Publié le : 15 Avril 2025

Par : Hervé Lancelin

Catégorie : Critique d’art

Temps de lecture : 7 minutes

Yan Bing transforme les légumes sauvages du Gansu en témoins silencieux d’une existence tenace. Ses champignons mystérieux et ses pommes de terre monumentales nous révèlent une vision du monde où les objets les plus humbles portent une dignité insoupçonnée et une présence quasi mystique.

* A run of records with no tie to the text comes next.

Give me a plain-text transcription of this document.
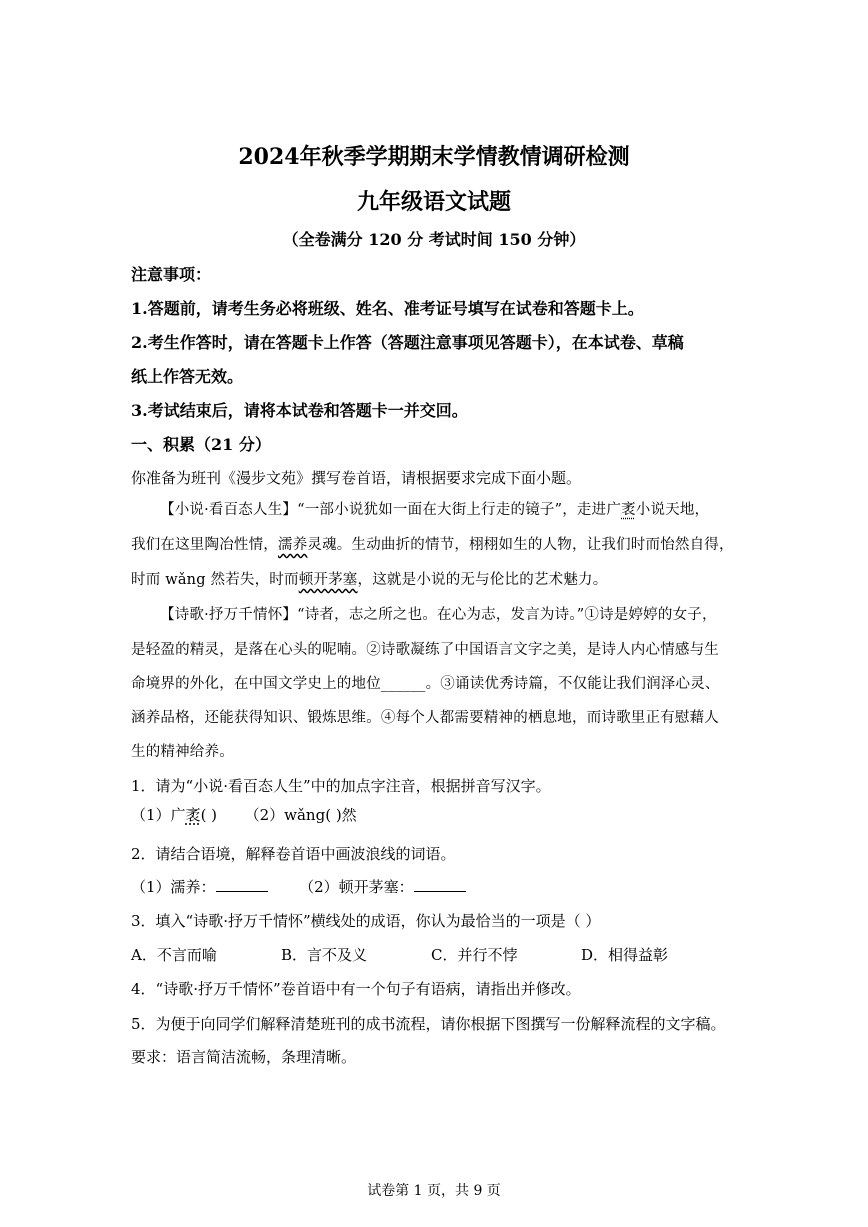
2024年秋季学期期末学情教情调研检测
九年级语文试题
（全卷满分 120 分 考试时间 150 分钟）
注意事项：
1.答题前，请考生务必将班级、姓名、准考证号填写在试卷和答题卡上。
2.考生作答时，请在答题卡上作答（答题注意事项见答题卡），在本试卷、草稿
纸上作答无效。
3.考试结束后，请将本试卷和答题卡一并交回。
一、积累（21 分）
你准备为班刊《漫步文苑》撰写卷首语，请根据要求完成下面小题。
【小说·看百态人生】“一部小说犹如一面在大街上行走的镜子”，走进广袤小说天地，
我们在这里陶冶性情，濡养灵魂。生动曲折的情节，栩栩如生的人物，让我们时而怡然自得，
时而 wǎng 然若失，时而顿开茅塞，这就是小说的无与伦比的艺术魅力。
【诗歌·抒万千情怀】“诗者，志之所之也。在心为志，发言为诗。”①诗是婷婷的女子，
是轻盈的精灵，是落在心头的呢喃。②诗歌凝练了中国语言文字之美，是诗人内心情感与生
命境界的外化，在中国文学史上的地位______。③诵读优秀诗篇，不仅能让我们润泽心灵、
涵养品格，还能获得知识、锻炼思维。④每个人都需要精神的栖息地，而诗歌里正有慰藉人
生的精神给养。
1．请为“小说·看百态人生”中的加点字注音，根据拼音写汉字。
（1）广袤( ) （2）wǎng( )然
2．请结合语境，解释卷首语中画波浪线的词语。
（1）濡养：	（2）顿开茅塞：
3．填入“诗歌·抒万千情怀”横线处的成语，你认为最恰当的一项是（ ）
A．不言而喻	B．言不及义	C．并行不悖	D．相得益彰
4．“诗歌·抒万千情怀”卷首语中有一个句子有语病，请指出并修改。
5．为便于向同学们解释清楚班刊的成书流程，请你根据下图撰写一份解释流程的文字稿。
要求：语言简洁流畅，条理清晰。
试卷第 1 页，共 9 页
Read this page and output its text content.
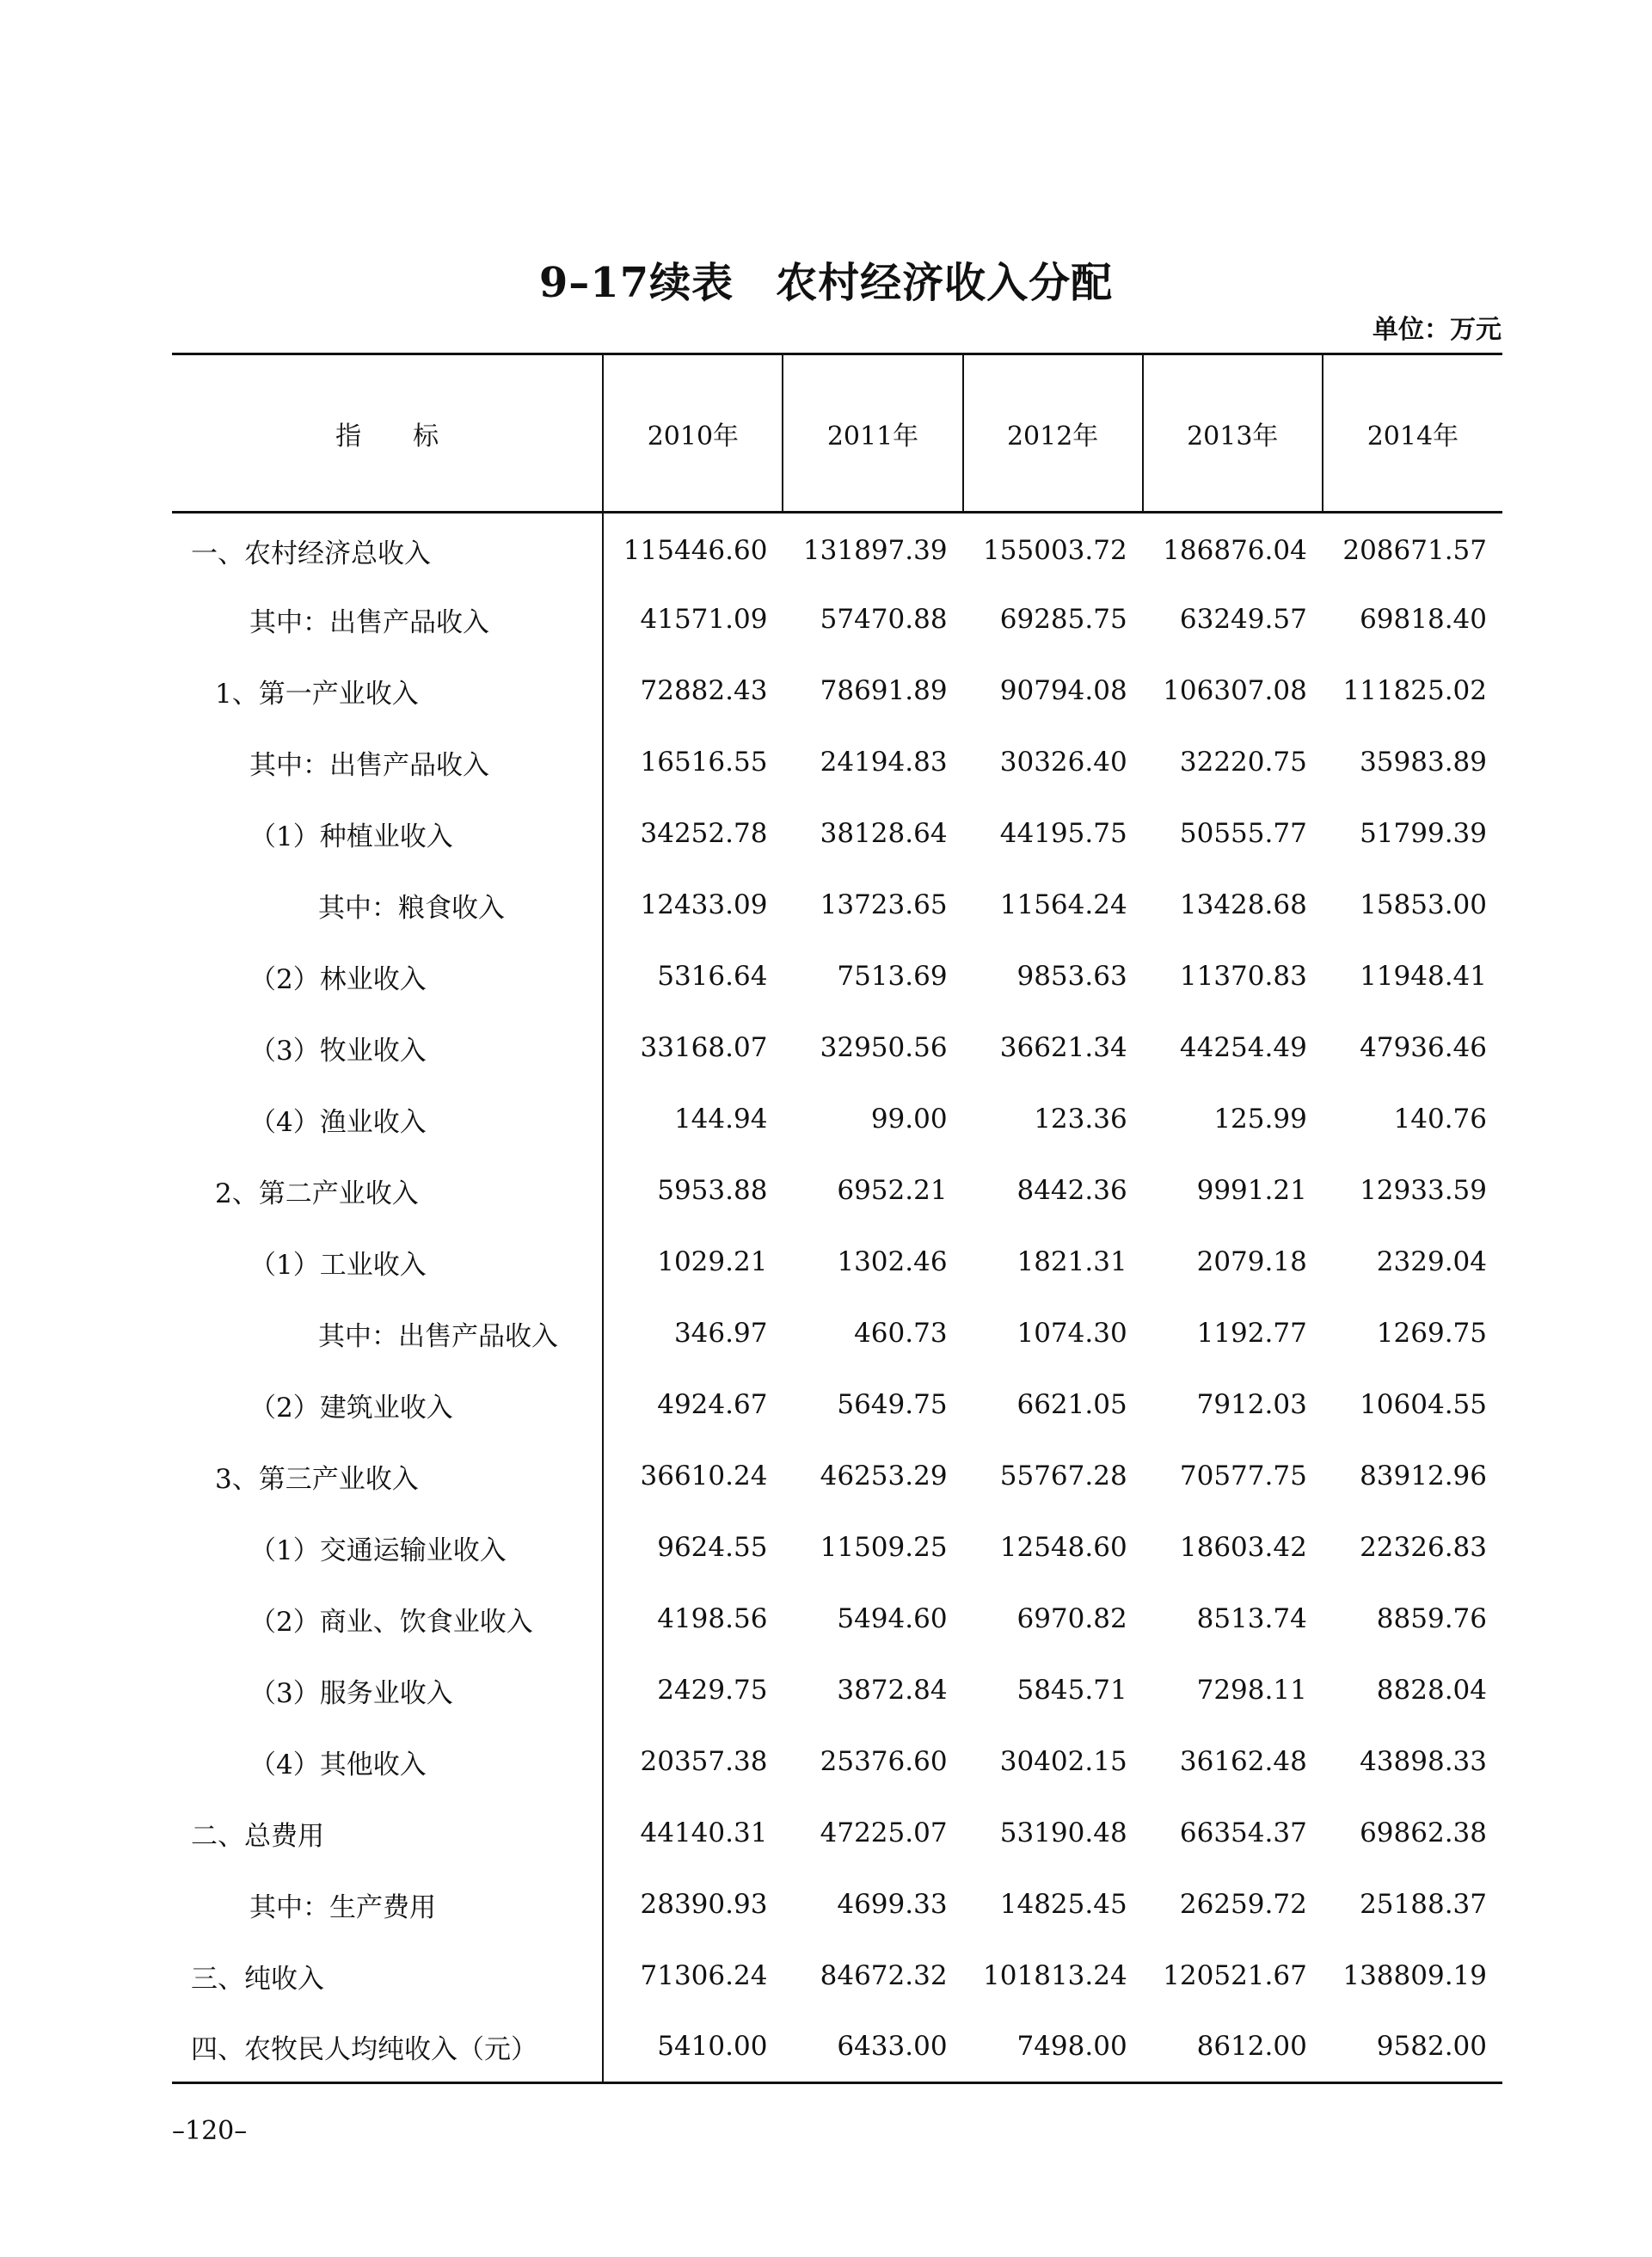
9–17续表　农村经济收入分配
单位：万元
指　　标	2010年	2011年	2012年	2013年	2014年
一、农村经济总收入	115446.60	131897.39	155003.72	186876.04	208671.57
其中：出售产品收入	41571.09	57470.88	69285.75	63249.57	69818.40
1、第一产业收入	72882.43	78691.89	90794.08	106307.08	111825.02
其中：出售产品收入	16516.55	24194.83	30326.40	32220.75	35983.89
（1）种植业收入	34252.78	38128.64	44195.75	50555.77	51799.39
其中：粮食收入	12433.09	13723.65	11564.24	13428.68	15853.00
（2）林业收入	5316.64	7513.69	9853.63	11370.83	11948.41
（3）牧业收入	33168.07	32950.56	36621.34	44254.49	47936.46
（4）渔业收入	144.94	99.00	123.36	125.99	140.76
2、第二产业收入	5953.88	6952.21	8442.36	9991.21	12933.59
（1）工业收入	1029.21	1302.46	1821.31	2079.18	2329.04
其中：出售产品收入	346.97	460.73	1074.30	1192.77	1269.75
（2）建筑业收入	4924.67	5649.75	6621.05	7912.03	10604.55
3、第三产业收入	36610.24	46253.29	55767.28	70577.75	83912.96
（1）交通运输业收入	9624.55	11509.25	12548.60	18603.42	22326.83
（2）商业、饮食业收入	4198.56	5494.60	6970.82	8513.74	8859.76
（3）服务业收入	2429.75	3872.84	5845.71	7298.11	8828.04
（4）其他收入	20357.38	25376.60	30402.15	36162.48	43898.33
二、总费用	44140.31	47225.07	53190.48	66354.37	69862.38
其中：生产费用	28390.93	4699.33	14825.45	26259.72	25188.37
三、纯收入	71306.24	84672.32	101813.24	120521.67	138809.19
四、农牧民人均纯收入（元）	5410.00	6433.00	7498.00	8612.00	9582.00
–120–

Écoutez-moi bien, bande de snobs, ce qui frappe d’abord chez Yan Bing, c’est son incroyable capacité à transformer un tubercule ordinaire en monument, un simple champignon en apparition mystique, une fleur d’abricotier en méditation silencieuse. Pendant huit ans, Yan Bing a peint des pommes de terre. HUIT ANS. Des pommes de terre ! Pas des nymphéas, pas des montagnes spectaculaires, pas des visages de célébrités. Des pommes de terre coupées, entières, à moitié pelées. Il les a regardées comme personne avant lui, leur accordant une dignité habituellement réservée aux portraits royaux.

Né en 1980 à Tianshui, dans la province du Gansu, ce fils de paysans a traversé à pied les déserts arides, les steppes infinies et les villages reculés du nord-ouest chinois, avant de s’aventurer dans le monde de l’art contemporain. Sa peinture est enracinée dans l’expérience de cette terre ingrate, où chaque goutte d’eau compte, où chaque végétal est un miracle. Yan Bing a entrepris un voyage de cinquante jours à travers le Gansu, conduisant seul son pick-up noir, s’arrêtant pour peindre au milieu de nulle part. Son exposition “Soudain, tout est devenu clair” chez ShanghART en 2021 nous a montré le fruit de cette odyssée : des légumes sauvages, minuscules mais tenaces, surgissant de terres craquelées. Des nuages qui marchent comme des créatures mystiques sur l’horizon. Des os d’animaux érodés par le vent, témoins silencieux du passage du temps.

Sa série de champignons, commencée en 2018, nous présente ces organismes fragiles comme des êtres sentients, presque dotés d’une conscience propre. Contrairement à ses pommes de terre terreuses et solides, ces champignons sont mystérieux, élancés, presque fantomatiques, surgissant des ténèbres comme des apparitions. Yan Bing peint dans une palette sombre et riche, ses objets émergeant de fonds presque noirs, illuminés par une lumière dont la source reste invisible. C’est une lumière intérieure, celle de la contemplation et de la révélation.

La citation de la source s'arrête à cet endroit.